Creating a unique real life experience that can’t be replicated online is essential for brands today. This is especially true for Lonely Ghost, a streetwear brand made popular by its influencer founder, Indy Blue Severe, and a slew of famous fans including Lucy Hale, Charli D’Amelio, and Addison Rae. After much success with its first location, a grocery-themed boutique featuring everything from clothing hung in Costo-sized refrigerators and shelves of custom-made cereal boxes— they decided to close and move to a larger 2700 square foot store just a few doors down at The Shops at Riverwoods, in Provo, Utah.
While the first location was highly lauded for its unique design, it was a pop-up that wasn’t designed for long-term use. So the team was excited to design a more permanent location. “The new space had so much potential. We had so much space to work with,” says Severe.
While shoppers were wowed by Lonely Ghost’s original location, Severe and co-founder Bronson Christensen didn’t want to make any compromises in terms of design at the second location. The new store would allow them to expand upon the theme.
“With our new grocery store, we created our ideal version of the first one. We executed all of our big ideas that were originally cut due to the limitations of space and budget,” she explains. “Our main goal is to always give our customers an experience. I think we nailed it. We spared no details. We added a bakery, a balloon section, and even added grocery carts. There are three aisles and plenty of room to roam.”
The design of the new space was also highly influenced by Lonely Ghost’s creative director, Rory Markham, who added a variety of elements including a conveyor belt and additional prop groceries.
Getting the aesthetic right was essential for this project with the team going to great lengths to make the store feel like a real grocery store. For example, the clothing and home goods are merchandised in between faux products including fruit, bread, and cereal boxes.

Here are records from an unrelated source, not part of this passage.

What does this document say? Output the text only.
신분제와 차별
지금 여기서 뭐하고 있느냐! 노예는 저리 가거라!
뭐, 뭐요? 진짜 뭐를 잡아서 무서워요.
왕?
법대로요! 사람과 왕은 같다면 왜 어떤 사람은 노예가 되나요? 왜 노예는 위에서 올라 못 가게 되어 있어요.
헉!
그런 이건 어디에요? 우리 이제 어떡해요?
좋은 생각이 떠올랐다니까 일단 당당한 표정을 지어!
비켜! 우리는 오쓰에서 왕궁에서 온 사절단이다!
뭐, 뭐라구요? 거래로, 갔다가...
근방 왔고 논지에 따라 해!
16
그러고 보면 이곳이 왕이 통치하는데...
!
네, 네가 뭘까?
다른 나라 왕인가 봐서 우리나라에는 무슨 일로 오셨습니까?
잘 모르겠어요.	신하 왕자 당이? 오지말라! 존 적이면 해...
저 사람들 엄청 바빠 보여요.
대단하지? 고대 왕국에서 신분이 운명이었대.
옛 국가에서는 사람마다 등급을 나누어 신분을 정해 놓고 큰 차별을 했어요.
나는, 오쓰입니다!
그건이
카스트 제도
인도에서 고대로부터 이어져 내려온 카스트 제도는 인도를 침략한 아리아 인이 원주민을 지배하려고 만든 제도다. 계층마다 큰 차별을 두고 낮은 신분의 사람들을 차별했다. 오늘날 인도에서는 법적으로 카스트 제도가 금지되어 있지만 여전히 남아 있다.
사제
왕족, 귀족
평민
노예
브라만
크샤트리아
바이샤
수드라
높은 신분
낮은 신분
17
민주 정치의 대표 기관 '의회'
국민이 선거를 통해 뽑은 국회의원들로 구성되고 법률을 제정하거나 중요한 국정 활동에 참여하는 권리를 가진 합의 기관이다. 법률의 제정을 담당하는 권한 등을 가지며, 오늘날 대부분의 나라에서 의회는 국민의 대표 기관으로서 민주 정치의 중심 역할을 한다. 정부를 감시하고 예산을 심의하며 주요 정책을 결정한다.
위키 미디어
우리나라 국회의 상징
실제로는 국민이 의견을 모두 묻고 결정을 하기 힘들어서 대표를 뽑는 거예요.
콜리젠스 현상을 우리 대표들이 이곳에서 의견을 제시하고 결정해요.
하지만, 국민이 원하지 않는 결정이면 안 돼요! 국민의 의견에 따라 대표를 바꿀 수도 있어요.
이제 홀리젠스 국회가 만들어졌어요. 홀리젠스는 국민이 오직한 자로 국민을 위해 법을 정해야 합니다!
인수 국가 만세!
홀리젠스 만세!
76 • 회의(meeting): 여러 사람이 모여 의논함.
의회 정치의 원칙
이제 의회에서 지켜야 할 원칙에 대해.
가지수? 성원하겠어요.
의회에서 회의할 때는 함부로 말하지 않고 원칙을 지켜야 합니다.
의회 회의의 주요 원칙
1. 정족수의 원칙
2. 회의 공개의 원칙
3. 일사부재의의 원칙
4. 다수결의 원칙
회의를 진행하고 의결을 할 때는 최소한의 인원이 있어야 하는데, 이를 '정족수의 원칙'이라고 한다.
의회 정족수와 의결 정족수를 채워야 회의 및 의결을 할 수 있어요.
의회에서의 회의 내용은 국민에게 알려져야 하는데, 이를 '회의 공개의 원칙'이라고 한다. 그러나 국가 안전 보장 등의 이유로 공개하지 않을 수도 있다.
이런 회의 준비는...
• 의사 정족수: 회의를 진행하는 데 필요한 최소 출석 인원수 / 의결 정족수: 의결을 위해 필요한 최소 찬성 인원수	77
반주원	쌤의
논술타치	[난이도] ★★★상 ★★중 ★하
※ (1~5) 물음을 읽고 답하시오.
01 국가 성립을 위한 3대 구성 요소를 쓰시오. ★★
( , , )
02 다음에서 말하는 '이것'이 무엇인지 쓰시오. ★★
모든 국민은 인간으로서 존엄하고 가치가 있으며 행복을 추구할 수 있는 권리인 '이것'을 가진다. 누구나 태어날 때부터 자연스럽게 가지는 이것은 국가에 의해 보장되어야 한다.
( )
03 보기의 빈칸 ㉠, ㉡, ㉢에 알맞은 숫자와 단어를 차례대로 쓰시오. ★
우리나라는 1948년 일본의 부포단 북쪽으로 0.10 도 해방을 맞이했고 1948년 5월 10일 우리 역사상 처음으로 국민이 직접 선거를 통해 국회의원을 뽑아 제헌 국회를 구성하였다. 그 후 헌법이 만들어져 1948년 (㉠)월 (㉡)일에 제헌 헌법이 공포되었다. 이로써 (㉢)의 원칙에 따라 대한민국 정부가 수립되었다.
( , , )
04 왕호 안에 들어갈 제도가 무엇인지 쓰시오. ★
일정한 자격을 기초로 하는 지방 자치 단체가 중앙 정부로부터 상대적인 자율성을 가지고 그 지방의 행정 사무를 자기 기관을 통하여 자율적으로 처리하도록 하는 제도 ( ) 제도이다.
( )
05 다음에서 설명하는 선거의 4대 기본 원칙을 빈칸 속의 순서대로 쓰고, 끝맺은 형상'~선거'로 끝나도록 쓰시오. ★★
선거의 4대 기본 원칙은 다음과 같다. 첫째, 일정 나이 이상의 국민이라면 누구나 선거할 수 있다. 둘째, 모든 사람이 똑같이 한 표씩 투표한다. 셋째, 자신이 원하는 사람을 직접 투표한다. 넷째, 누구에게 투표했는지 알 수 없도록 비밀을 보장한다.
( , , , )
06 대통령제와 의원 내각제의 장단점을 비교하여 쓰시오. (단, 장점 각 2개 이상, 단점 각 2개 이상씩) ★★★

While those familiar with the brand can easily navigate the space, not everyone in the community is equally enthused. “We do get a lot of confused old ladies wondering why they can’t buy actual groceries here,” notes Severe.
The store features all of the products carried online from sweats to hats, as well as Lonely Ghost’s highly popular home line which includes blankets, area rugs, art, and candles. The store also carries some exclusive pieces to incentivize people to shop in person.
Severe tells me everything was designed with social media content creation in mind.
“The entire store is a photo op, but we really went all out with our back room. You can walk through the refrigerator doors, into a secret room that looks like a cozy apartment. It’s decked out with Ghost Home products and personal touches like family photos and Polaroids of customers who have visited from out of state. Some people don’t even know this room exists. But if you do, your Instagram followers will be jealous.”
One of the most unique activations in the store is the “Pharmacy,” which provides a place for customers to connect with other fans of the brand. “You can share your name and Instagram handle to be paired up with another ‘lonely’ customer. From there, they can strike up a conversation online. We call it our ‘cure to loneliness.’ We’re all about connecting our community and this was one of my favorite details,” says Severe.
Keeping with the nostalgic vibes, the bathroom was designed to have a vintage feel with a pink sink, old-fashioned bathtub, and custom gold framed mirrors that feature some of the brand’s iconic sayings including “Text me when you get home.”
Where this retail concept truly succeeds is taking something commonplace like a grocery store and creating an experiential world through design. “Who doesn’t love grocery shopping sometimes? These are our necessities. It can be boring shopping at any regular-looking shop for clothing items but with Ghost Grocery, we made it an experience to grab things, put them in a shopping cart, and shop away. Think of it like an Alice-In-Wonderland-like fantasy—but instead of a secret garden, it’s a grocery store that gives the illusion of entering a perfectly nostalgic cartoon-like world.”